La ironía es cruel: los ciudadanos financian indirectamente el fraude que ellos mismos condenan, reforzando un ciclo vicioso de desperdicio de recursos y una cultura financiera que dista de ser ética y sostenible. La inclusión financiera, vital para el desarrollo y aplaudida por todos, se ve amenazada por estas imperfecciones legales.
La actual discusión parlamentaria, aunque reconoce la necesidad de cambio, no aborda el problema con la profundidad requerida. Mantiene la carga de la culpa en los bancos y emisores de Tarjetas de Prepago, sin diferenciar por estándares de seguridad ni por tipo de emisor.
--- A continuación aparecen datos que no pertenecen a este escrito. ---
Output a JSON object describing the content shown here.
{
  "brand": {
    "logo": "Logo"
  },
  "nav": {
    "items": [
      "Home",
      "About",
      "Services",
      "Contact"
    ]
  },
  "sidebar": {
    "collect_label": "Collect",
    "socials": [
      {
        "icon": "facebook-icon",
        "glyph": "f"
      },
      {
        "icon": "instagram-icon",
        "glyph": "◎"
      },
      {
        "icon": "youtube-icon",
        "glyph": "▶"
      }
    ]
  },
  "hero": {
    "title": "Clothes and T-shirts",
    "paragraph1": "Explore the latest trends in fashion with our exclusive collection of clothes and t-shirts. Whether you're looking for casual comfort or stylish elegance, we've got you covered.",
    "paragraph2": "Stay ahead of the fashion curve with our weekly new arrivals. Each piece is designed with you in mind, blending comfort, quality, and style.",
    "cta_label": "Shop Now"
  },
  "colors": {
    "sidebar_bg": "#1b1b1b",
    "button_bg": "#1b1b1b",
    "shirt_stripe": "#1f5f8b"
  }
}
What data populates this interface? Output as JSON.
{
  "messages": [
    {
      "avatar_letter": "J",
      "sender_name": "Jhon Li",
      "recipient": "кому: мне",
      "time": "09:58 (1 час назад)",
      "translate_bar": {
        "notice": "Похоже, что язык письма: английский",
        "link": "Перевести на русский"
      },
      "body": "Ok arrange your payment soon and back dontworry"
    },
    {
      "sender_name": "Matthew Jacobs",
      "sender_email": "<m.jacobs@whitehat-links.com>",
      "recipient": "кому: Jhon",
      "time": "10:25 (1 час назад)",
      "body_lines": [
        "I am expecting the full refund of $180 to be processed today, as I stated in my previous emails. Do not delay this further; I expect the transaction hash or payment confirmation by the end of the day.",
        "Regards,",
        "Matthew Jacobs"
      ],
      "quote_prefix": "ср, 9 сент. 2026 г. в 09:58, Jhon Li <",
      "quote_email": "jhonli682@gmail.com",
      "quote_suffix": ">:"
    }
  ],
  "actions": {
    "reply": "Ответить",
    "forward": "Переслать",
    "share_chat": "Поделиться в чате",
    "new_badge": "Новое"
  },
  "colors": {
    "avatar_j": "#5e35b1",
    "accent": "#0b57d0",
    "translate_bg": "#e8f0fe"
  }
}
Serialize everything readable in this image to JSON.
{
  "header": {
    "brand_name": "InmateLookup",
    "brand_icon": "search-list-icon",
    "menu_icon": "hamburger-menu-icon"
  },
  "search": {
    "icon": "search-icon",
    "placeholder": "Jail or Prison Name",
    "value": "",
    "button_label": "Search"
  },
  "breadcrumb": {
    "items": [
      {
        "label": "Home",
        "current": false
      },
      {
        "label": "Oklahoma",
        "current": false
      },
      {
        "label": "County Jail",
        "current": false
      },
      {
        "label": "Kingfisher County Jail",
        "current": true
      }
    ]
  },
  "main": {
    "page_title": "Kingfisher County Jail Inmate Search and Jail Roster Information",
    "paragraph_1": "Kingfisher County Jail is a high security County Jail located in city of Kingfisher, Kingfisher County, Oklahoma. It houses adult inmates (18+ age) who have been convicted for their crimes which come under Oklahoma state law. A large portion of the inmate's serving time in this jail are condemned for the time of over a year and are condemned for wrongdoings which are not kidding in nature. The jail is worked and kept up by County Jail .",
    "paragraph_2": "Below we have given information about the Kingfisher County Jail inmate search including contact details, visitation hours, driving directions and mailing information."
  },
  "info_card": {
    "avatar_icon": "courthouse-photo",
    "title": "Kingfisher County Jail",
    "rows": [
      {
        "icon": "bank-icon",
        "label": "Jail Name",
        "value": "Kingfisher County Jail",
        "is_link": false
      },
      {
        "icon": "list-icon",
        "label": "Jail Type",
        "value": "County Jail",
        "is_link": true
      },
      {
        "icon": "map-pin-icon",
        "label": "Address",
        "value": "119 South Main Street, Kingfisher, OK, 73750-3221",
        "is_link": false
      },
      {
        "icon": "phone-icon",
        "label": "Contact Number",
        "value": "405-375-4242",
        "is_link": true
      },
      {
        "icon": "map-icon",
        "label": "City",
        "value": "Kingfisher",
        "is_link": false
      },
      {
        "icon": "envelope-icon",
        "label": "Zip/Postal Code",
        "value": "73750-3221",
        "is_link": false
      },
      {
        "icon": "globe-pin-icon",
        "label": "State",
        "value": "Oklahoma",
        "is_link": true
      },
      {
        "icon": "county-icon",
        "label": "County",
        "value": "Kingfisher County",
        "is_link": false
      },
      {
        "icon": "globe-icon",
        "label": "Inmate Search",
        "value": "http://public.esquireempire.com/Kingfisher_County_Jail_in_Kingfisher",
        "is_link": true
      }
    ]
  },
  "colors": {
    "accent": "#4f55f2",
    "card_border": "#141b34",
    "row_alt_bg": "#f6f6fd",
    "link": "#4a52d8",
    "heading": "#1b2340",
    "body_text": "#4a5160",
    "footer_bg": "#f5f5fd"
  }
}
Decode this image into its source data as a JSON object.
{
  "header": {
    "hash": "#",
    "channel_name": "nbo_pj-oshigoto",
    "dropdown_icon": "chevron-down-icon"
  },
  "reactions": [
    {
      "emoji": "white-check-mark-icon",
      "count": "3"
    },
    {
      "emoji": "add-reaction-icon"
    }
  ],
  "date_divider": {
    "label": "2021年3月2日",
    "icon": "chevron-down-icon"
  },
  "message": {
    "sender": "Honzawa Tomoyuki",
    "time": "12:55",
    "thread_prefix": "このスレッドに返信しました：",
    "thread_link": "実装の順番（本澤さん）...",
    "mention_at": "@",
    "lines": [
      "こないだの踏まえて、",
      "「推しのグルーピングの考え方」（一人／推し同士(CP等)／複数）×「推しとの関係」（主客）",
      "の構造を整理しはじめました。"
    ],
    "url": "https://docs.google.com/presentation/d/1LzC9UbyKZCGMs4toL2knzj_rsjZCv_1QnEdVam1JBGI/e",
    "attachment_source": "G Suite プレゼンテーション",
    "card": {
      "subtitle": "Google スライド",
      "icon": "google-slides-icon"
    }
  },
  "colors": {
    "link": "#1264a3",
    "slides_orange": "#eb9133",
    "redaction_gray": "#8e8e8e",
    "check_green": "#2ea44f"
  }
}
Por ejemplo, no incentiva a los emisores a adoptar medidas de seguridad más estrictas y no toma en cuenta las diferencias sustanciales entre los emisores de prepago y los bancarios, empresas con modelos de negocios y utilidades operativas absolutamente diferentes.
Chile, un país que aspira al desarrollo, no puede permitirse perpetuar legislaciones que, por su diseño deficiente, fomentan prácticas fraudulentas. Es imperativo reformar rápido, y que la reforma no solo corrija los incentivos perversos existentes, sino que también promueva un sistema financiero ético, robusto y justo. Esto incluye reconocer y recompensar a aquellos emisores que implementan estándares de seguridad superiores y diferenciar las responsabilidades según el tipo de emisor y los montos manejados.
El desafío está en forjar una ley que proteja al consumidor honesto y al mismo tiempo, sostenga un mercado financiero sano. Los legisladores tienen la responsabilidad de reevaluar y reformar a tiempo la ley de fraude para que Chile pueda avanzar hacia una economía desarrollada y equitativa.
El tiempo para el cambio es ahora: esperar más es postergar irresponsablemente la resolución de un problema que sólo empeorará con el paso de los años.